The 2023 Spring Statement – how might it affect you?
We outline the key points of the UK's 2023 Budget and what's set to change from the new tax year in April.
With plenty of measures already hinted to the press before Jeremy Hunt’s first Budget on 15th March, there were few expectations of any headline-grabbing announcements.
One of the biggest surprises was the removal of the Lifetime Allowance for pensions from 6th April. Currently, you start paying tax penalties of 25% or 55% when you access funds if you have combined pension benefits of £1.07 million or more. It was expected that this threshold would be increased, but scrapping it altogether represents a significant tax saving for many retirees.
More pension reform
There are other significant pension tax relief measures taking effect from April, all designed to encourage people to build up their pensions and carry on working for longer:
- Tax-free pension annual allowance to go up by 50% – from £40,000 to £60,000.

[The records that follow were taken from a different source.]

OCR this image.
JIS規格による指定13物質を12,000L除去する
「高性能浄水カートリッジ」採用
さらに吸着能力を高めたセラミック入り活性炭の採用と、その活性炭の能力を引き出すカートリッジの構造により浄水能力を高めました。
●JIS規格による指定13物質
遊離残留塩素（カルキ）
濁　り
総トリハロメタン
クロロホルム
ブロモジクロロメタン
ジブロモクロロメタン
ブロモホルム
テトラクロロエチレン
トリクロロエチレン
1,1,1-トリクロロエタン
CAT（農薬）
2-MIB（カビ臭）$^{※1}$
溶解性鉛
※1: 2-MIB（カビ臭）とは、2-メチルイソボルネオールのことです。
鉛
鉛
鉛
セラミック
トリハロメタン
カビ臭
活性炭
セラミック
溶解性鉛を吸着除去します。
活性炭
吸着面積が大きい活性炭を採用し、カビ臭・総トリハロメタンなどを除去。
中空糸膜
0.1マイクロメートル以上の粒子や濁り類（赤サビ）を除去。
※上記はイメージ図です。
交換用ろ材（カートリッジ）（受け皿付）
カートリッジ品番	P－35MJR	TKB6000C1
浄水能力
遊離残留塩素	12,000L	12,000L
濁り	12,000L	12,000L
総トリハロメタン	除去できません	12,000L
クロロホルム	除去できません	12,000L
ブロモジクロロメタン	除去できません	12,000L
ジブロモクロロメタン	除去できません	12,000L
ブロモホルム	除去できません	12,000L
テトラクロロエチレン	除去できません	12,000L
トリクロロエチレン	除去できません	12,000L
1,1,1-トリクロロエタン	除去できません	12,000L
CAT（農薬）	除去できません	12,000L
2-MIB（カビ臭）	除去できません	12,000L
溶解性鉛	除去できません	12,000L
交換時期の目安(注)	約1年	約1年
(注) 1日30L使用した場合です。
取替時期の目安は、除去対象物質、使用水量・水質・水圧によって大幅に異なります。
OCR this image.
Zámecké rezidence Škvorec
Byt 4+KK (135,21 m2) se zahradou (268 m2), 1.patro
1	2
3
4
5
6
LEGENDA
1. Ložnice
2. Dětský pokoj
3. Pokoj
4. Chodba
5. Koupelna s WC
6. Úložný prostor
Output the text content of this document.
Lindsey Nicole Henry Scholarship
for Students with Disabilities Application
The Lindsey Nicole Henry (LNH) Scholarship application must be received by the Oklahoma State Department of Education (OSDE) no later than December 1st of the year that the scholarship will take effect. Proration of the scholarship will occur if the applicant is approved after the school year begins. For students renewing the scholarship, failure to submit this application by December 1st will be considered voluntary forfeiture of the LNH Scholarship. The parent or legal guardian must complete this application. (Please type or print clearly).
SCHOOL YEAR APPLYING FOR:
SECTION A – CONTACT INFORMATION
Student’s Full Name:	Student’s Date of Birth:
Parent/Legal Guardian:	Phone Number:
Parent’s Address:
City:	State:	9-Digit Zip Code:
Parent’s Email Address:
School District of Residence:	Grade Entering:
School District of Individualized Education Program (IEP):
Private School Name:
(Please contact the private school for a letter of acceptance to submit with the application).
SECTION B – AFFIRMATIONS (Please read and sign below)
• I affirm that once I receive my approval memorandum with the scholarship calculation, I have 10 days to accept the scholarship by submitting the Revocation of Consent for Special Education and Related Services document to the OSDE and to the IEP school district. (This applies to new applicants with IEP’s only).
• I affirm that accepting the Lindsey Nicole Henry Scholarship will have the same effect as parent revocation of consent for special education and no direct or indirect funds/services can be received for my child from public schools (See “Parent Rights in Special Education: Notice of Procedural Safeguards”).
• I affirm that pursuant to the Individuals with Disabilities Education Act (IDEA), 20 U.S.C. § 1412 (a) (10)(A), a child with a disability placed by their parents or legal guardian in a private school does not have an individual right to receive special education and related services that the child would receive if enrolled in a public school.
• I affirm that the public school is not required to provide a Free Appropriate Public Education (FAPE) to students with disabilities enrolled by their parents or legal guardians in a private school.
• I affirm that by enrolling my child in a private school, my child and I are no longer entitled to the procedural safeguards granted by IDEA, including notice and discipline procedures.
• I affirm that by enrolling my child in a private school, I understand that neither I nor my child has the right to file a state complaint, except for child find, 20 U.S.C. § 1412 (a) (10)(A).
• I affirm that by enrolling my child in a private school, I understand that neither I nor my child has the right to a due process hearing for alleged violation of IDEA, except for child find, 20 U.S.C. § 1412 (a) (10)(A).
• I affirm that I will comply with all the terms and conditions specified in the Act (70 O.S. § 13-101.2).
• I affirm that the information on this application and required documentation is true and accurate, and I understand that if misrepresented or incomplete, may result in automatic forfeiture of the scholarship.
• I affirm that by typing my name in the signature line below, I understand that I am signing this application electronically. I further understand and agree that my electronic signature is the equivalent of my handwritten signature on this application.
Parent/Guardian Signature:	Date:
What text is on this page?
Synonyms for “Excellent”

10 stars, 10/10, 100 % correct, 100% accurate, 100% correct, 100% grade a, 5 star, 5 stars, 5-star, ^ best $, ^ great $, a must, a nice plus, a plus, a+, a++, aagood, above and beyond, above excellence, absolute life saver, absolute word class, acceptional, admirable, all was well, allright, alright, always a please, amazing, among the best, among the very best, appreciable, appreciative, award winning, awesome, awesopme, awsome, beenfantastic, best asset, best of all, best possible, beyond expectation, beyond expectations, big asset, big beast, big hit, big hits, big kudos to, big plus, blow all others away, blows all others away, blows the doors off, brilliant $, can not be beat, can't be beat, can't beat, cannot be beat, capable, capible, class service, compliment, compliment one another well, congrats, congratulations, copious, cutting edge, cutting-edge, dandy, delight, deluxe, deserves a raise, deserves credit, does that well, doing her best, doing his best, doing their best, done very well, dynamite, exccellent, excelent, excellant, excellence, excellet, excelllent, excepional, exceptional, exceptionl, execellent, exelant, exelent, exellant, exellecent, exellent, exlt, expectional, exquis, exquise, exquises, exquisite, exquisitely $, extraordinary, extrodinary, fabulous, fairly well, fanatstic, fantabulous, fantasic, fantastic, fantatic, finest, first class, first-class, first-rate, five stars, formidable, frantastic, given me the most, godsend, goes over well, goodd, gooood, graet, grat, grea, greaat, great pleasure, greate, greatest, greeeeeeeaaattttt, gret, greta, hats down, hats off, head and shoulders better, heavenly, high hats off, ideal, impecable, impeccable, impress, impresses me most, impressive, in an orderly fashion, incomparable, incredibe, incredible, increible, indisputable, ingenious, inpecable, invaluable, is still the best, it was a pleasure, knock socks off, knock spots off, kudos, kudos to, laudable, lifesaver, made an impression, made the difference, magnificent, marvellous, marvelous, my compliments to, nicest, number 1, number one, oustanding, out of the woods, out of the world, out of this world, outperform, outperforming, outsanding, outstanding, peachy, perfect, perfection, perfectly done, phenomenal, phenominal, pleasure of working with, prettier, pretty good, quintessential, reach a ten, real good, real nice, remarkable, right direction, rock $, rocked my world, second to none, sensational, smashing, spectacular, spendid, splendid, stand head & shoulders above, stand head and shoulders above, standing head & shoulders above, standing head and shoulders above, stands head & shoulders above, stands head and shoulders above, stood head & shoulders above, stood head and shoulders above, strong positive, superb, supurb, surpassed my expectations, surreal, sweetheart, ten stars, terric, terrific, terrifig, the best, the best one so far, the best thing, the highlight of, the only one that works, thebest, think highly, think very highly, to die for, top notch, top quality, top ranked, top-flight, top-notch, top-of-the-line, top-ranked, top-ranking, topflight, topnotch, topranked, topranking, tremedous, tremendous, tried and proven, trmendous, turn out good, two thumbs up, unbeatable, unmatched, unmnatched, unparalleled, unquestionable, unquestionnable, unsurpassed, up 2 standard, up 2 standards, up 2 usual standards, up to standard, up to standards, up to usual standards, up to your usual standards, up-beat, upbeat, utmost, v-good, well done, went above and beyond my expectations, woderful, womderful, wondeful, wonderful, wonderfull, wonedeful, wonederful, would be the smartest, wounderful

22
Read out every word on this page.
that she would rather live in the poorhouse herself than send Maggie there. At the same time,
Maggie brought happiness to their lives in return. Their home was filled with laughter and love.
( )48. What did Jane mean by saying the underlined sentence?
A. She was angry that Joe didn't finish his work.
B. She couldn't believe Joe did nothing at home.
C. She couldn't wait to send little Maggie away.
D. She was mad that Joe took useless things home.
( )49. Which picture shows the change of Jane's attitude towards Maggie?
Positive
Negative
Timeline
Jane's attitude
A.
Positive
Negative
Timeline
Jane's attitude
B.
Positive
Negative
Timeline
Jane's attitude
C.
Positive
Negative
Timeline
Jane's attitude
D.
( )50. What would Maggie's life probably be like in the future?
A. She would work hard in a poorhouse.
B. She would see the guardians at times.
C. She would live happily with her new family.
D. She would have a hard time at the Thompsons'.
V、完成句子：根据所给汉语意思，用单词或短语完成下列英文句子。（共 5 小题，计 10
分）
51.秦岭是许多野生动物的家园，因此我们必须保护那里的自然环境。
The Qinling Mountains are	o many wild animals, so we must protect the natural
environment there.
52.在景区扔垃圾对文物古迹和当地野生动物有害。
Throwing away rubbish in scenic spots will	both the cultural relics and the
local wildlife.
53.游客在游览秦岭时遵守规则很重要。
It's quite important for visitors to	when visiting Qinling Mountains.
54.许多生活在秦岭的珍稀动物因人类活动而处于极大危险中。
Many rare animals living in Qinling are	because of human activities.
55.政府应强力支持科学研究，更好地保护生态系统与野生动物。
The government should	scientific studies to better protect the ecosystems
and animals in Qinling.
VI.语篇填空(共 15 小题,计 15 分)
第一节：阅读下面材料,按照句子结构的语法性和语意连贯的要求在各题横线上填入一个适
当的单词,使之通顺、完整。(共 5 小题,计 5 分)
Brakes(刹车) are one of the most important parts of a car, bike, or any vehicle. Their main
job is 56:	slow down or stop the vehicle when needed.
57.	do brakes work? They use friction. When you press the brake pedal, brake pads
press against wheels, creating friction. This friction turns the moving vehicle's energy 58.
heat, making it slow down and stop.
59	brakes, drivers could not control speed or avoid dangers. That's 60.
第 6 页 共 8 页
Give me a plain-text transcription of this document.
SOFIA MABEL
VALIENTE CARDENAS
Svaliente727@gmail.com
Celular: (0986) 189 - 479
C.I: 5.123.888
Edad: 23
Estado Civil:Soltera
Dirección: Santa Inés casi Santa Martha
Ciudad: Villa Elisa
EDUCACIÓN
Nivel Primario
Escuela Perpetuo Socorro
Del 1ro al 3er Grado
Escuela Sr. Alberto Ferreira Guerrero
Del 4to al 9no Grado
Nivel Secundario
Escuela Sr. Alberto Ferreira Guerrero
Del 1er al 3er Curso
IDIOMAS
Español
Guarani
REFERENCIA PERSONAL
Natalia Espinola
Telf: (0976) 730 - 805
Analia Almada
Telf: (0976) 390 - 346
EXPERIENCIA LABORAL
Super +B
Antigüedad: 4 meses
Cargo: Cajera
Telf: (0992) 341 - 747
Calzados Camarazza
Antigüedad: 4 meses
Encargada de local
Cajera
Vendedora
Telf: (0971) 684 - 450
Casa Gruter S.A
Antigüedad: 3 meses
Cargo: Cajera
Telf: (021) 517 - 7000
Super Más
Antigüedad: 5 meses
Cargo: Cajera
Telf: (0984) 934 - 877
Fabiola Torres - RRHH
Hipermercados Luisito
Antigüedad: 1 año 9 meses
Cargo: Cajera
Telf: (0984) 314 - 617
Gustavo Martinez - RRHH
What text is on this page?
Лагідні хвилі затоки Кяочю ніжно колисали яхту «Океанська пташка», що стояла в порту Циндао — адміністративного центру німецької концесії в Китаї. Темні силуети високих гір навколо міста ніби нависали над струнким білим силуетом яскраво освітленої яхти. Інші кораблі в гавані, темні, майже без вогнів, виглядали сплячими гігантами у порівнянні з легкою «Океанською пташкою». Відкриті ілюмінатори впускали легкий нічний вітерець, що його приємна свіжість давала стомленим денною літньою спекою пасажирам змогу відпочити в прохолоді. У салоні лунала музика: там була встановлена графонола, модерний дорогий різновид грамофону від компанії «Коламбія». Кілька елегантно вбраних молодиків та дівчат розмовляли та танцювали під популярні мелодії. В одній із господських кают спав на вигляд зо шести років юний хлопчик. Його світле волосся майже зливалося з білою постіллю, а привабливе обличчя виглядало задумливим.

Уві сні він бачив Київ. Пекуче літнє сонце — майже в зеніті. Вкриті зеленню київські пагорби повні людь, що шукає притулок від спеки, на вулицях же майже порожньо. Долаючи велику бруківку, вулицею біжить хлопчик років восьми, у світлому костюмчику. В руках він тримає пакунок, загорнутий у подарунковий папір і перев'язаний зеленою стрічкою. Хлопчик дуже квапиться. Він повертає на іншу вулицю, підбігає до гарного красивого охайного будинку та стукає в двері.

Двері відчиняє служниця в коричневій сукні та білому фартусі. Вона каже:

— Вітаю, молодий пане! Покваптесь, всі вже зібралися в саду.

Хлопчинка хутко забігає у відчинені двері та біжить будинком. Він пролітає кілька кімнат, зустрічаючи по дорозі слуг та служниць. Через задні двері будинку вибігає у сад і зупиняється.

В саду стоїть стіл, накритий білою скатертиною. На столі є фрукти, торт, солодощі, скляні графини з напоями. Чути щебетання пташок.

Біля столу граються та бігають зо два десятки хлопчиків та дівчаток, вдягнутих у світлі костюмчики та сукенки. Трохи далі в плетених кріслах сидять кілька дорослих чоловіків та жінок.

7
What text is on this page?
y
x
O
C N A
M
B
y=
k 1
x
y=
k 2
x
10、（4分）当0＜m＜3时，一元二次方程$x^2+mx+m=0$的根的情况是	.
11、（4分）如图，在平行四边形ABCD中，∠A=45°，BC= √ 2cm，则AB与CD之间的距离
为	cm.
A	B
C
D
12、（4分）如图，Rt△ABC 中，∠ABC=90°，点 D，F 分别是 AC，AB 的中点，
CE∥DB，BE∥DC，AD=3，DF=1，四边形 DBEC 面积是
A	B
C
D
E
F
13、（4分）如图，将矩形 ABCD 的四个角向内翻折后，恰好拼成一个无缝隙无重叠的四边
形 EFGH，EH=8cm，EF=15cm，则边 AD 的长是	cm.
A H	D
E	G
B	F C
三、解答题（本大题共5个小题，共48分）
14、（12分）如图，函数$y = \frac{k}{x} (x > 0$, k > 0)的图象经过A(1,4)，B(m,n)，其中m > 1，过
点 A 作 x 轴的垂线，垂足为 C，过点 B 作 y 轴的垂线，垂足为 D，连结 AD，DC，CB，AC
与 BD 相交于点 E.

- Increase in the money purchase annual allowance – you'll be able to pay up to £10,000 a year into a pension (subject to relevant earnings) even after having accessed pension benefits (this is up from £4,000).
- The tapered annual allowance will rise from £4,000 to £10,000 and will kick in at a higher adjusted income threshold – up from £240,000 to £260,000.
We explore more about the pension changes and why the government is so keen on undoing ‘the Great Retirement’ in this blog.
Other key points
Some other announcements from the Budget that may affect you and your family include:
- Freeze on fuel duty – 5p a litre – to continue until April 2024.
- Energy price guarantee – £2,500 cap on energy bills – to remain until July 2023.
- Childcare system reform – 30 hours of free childcare a week for under-fives… but not fully in place until September 2025.
When it comes to the state of the UK economy, there were a couple of surprises too. It’s now predicted that the UK will avoid recession in 2023 and will start to see growth next year. And UK inflation is expected to fall to 2.9% by the end of the year – a big drop from its current level of 10.1%. Welcome news for households and businesses across the UK.
Are you ready for the new tax year?
Don’t forget that some measures coming in with the new tax year had already been set in motion last year, which will translate into a higher tax bill for many people. From 6th April:
- Thresholds for income tax and inheritance tax allowances will not adjust with inflation, having been frozen until 2028 last autumn.
- The higher income tax rate threshold reduces from £150,000 to £125,140 (excluding Scotland).
- The dividends tax-free allowance will be halved to £1,000 (then halved again to £500 from April 2024).
- The annual exemption for capital gains tax drops from £12,300 to £6,000 (further reduced to £3,000 from April 2024).
With the tax year ending in just a couple of weeks, time’s running out to make sure you’re making the most of all the available allowances and reliefs for 2022/23, and that everything’s set up for the year ahead.